What’s the final verdict on Flint?
Flint is an early-stage prototype with verified divergent capabilities but insufficient reliability for small business deployment.
Marketing executives at Uncommon and Bodacious confirm useful brainstorming applications, with the explicit caveat that the model “sometimes falls over when pushed too far.” OpenAI has responded to the broader convergence research by noting that training models for reliable, coherent answers can push them toward familiar, high-probability responses, and that pushing harder for novelty risks weaker or less reliable output, a tradeoff the major vendors have not resolved.

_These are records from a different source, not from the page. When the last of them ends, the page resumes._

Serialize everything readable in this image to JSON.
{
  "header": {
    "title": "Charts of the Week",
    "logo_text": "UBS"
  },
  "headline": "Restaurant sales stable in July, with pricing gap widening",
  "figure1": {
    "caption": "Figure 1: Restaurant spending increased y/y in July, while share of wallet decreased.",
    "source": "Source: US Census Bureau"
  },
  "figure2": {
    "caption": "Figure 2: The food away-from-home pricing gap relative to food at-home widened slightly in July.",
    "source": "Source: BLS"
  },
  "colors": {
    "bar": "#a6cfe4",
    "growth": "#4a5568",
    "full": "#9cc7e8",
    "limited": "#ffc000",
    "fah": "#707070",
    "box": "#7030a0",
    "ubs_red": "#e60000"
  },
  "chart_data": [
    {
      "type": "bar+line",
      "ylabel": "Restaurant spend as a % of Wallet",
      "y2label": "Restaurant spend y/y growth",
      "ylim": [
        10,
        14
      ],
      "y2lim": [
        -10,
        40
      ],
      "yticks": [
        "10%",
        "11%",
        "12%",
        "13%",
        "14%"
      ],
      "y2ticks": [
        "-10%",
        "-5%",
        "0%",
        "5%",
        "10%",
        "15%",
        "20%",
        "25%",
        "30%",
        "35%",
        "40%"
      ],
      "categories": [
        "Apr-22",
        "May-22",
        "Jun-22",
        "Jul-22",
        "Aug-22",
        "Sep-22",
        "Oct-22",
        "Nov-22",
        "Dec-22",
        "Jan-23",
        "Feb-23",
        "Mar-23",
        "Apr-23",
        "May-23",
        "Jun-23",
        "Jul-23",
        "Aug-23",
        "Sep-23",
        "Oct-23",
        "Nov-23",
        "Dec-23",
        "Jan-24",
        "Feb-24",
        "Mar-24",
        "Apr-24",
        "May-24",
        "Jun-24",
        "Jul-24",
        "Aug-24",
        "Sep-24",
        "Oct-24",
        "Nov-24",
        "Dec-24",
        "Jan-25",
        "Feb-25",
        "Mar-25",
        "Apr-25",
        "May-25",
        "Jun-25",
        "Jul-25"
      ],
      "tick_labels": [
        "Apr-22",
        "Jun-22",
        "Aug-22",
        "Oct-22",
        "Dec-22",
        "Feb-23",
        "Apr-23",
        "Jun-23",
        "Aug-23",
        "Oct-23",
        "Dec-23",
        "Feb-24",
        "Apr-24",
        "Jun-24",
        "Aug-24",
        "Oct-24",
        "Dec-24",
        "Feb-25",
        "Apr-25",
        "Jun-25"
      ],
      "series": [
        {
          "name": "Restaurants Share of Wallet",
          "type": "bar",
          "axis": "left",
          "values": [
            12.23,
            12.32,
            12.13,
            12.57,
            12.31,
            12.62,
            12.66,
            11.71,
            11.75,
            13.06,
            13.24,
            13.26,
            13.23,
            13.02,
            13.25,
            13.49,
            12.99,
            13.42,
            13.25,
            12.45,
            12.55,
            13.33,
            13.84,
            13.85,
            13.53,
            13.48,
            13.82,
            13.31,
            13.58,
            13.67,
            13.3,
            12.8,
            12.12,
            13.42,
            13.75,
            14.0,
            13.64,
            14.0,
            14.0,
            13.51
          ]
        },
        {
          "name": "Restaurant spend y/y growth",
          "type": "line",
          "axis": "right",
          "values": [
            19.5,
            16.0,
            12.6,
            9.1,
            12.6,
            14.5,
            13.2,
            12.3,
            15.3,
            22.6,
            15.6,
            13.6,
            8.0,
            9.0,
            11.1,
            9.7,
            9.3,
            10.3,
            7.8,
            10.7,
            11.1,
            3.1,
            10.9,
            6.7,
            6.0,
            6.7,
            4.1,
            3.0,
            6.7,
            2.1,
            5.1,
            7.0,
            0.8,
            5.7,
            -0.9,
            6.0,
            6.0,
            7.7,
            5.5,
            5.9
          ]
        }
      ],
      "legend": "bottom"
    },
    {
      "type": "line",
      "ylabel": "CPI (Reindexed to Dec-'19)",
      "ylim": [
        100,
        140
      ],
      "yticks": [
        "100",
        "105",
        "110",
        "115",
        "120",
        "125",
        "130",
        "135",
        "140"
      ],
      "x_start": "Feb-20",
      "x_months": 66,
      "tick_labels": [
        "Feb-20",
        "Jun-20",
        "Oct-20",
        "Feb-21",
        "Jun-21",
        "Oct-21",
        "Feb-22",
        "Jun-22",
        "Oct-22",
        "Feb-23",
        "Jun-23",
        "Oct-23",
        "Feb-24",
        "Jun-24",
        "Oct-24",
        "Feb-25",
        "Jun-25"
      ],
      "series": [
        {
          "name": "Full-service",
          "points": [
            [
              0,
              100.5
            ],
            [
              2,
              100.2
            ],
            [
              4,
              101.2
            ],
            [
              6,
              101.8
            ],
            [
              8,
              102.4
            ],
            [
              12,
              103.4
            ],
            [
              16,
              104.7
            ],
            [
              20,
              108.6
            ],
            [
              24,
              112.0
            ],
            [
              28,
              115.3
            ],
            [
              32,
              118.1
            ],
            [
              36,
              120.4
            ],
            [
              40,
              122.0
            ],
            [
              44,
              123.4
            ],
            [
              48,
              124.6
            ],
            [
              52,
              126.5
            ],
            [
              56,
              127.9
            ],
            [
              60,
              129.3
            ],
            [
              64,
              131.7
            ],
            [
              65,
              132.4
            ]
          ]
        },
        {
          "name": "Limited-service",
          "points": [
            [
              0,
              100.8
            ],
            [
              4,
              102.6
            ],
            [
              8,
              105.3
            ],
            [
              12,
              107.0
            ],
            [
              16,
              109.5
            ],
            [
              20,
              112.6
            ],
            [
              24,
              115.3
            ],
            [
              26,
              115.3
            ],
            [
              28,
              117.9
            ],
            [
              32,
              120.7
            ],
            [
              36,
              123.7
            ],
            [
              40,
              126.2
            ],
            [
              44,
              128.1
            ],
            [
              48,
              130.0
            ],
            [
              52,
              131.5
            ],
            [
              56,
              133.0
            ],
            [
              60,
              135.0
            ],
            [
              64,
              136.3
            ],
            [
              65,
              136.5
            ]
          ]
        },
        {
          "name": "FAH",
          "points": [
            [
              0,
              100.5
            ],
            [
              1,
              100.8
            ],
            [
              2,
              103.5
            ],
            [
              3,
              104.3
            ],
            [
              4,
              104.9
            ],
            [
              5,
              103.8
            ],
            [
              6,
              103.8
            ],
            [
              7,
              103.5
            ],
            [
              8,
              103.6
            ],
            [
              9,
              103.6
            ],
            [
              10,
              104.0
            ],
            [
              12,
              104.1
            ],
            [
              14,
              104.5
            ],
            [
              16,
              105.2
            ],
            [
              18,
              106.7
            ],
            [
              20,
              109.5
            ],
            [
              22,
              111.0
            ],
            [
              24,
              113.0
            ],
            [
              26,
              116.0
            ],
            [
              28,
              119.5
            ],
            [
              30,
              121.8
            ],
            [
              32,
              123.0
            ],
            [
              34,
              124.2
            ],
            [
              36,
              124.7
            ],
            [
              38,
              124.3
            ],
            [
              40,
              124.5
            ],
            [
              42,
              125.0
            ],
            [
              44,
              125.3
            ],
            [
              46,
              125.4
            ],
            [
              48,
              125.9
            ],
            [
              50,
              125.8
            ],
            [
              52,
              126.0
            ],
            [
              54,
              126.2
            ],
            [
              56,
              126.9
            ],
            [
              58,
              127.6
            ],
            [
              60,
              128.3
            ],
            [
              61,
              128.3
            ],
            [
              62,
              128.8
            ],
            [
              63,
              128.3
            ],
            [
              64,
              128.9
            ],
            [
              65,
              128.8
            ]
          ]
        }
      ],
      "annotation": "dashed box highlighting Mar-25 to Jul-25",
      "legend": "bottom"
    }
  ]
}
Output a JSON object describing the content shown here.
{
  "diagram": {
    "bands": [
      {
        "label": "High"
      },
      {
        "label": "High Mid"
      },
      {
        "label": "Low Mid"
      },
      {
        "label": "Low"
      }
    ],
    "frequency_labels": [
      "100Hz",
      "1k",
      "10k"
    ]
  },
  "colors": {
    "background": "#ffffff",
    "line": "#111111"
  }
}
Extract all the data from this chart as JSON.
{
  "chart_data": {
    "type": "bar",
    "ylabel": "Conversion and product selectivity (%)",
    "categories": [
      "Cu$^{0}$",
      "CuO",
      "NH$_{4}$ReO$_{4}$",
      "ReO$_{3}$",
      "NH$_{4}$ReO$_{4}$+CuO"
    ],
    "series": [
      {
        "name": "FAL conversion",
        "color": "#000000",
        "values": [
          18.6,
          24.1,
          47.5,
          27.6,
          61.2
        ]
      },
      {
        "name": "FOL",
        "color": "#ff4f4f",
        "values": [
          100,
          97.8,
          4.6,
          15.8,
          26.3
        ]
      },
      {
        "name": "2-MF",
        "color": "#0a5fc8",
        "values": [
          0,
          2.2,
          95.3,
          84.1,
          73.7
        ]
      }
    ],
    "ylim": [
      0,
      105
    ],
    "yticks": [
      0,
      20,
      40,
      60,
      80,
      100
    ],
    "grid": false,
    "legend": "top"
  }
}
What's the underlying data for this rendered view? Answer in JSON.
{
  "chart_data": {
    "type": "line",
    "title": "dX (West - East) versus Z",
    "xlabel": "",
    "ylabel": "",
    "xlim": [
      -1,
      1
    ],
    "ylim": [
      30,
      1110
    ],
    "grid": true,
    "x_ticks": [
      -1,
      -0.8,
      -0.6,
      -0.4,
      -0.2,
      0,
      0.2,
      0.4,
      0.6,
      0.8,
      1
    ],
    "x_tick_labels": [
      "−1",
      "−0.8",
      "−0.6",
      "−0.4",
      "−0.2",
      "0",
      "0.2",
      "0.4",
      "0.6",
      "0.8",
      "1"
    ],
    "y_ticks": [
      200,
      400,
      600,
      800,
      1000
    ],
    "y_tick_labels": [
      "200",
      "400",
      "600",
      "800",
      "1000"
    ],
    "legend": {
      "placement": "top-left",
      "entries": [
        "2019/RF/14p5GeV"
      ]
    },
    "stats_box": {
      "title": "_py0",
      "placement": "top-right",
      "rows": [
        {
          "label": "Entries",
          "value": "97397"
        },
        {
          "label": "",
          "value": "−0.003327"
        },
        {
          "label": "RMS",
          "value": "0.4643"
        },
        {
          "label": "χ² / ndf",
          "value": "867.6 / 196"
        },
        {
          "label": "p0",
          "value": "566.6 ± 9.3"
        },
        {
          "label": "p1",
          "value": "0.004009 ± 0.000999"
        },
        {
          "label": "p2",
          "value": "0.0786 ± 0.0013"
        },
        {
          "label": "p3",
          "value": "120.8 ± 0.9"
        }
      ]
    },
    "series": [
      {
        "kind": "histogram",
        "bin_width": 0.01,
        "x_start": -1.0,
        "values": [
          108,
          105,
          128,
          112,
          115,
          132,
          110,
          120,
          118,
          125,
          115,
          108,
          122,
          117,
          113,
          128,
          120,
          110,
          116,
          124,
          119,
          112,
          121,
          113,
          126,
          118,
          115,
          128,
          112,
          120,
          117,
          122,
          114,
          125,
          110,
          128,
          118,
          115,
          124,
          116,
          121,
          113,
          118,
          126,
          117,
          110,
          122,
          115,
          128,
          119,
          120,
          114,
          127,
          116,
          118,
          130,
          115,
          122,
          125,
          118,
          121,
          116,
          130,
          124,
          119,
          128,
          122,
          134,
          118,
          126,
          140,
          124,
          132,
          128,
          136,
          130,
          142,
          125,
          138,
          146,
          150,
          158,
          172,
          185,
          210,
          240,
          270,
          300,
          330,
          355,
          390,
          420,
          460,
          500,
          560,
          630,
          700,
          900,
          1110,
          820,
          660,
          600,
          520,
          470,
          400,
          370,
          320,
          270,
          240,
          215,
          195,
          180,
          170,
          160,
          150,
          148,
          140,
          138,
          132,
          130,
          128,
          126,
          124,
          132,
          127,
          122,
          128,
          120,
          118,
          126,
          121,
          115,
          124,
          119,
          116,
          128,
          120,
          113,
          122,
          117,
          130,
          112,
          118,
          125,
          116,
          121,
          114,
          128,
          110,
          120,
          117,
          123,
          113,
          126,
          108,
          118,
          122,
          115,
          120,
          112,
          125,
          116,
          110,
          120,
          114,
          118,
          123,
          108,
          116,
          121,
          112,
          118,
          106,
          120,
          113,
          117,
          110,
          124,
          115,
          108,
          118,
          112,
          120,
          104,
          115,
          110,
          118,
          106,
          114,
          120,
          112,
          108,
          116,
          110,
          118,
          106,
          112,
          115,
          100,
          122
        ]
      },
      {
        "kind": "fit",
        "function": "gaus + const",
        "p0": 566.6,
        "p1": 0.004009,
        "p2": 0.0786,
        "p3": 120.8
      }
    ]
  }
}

Small business owners should monitor Flint’s development but should not alter their current AI stack until the tool matures well past its current prototype stage.
The bigger takeaway travels past Flint itself. If a marketing team, a naming exercise, or a strategy session leans on a single mainstream model without a second pass, the output is statistically likely to resemble what a competitor pulled from the same tool last week. That is not a reason to abandon AI-assisted brainstorming. It is a reason to treat the first answer as a starting point instead of a final draft, and to build in a deliberate step where a second model, a human editor, or a tool built specifically for variety gets a look before anything ships.